West continued in that vein. “If we do not intervene, Dr Watson dies a horrible death, his face turning blue, his lungs filling with blood and fluid.”
Holmes hesitated, his gaunt facial lineaments resembl
ing the strings of a violin being plucked by unseen hands. Even in my torture, I could see the play of conflicting emotions passing over his features.
After several moments of these alterations in my friend’s facial expression, the emotional tremors appeared to subside, and once again the cool intellect of the Sherlock Holmes of years gone by reasserted itself like an eagle awakening to take flight.
“If you inject Dr Watson with your solution before his untimely passing, how can you justly call it a resurrection?” he demanded.
“By virtue of the unavoidable fact that if we do not arrest the progress of this disease, Dr Watson will inevitably perish before the sun sets on this day.”
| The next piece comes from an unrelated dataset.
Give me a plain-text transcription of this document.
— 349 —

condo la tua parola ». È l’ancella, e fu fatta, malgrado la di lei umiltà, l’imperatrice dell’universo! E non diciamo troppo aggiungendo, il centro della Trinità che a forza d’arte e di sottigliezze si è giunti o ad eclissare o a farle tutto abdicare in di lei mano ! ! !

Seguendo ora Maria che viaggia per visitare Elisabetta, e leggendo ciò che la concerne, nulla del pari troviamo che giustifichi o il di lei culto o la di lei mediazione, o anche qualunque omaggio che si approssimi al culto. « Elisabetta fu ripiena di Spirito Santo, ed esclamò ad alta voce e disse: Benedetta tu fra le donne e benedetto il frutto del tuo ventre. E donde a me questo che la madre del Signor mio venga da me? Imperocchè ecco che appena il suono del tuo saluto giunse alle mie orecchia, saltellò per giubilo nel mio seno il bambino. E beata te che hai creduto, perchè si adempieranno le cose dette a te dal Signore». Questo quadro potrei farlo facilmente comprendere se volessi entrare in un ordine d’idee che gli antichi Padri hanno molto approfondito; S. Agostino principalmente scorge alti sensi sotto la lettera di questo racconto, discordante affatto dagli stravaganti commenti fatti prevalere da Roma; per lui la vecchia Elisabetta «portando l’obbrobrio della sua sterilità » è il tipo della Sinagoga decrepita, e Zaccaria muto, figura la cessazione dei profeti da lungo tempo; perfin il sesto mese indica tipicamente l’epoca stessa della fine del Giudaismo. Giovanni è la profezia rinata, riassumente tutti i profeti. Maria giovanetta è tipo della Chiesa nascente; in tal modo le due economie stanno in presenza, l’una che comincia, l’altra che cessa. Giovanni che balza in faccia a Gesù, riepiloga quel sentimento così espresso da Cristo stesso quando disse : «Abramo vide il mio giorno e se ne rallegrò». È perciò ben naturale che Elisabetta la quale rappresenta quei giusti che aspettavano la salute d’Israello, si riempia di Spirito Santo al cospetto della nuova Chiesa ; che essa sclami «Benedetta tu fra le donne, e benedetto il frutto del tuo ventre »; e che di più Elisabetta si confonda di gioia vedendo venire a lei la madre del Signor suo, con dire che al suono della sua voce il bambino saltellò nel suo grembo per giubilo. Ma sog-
This struck Holmes most forcefully. By now, he had out his pipe and was charging it with tobacco, as if to mask his inner agitation. Setting the bowl aflame, he took several puffs, watching me gasp like a floundering fish through his hooded eyes, which age had barely dimmed.
Presently, Sherlock Holmes said, “I commend my dear friend into your peculiar, if capable, hands, Dr West.”
“Thank you,” said the other, evidently pleased with his triumph over a man of equal if not superior will. For I recognized in the American major a steely intellect which mirrored Sherlock Holmes’s alone, but of a more depraved character.
“What do we do in the meantime?” asked Holmes. “For, poor Watson is clearly suffering tremendously.”
“There is nothing we can do but make him comfortable, and see to his minor needs. This is a death-watch, Mr. Holmes. A death-watch in which we hope to pluck out a victory before the black wings of death smother your companion.”
My eyes were upon Sherlock Holmes at that point, and I would have sworn that I detected something akin to a shudder pass through his gangling body. But I cannot be certain, for my own pain and hardship were rapidly consuming me.
Abruptly, Holmes threw the windows fully open, to allow in the suffocating heat. But it did no good. He paced endlessly, smoking furiously, and finally, overcome with inner turmoil, Sherlock Holmes departed the room, to leave me in the hands of the uncanny American physician.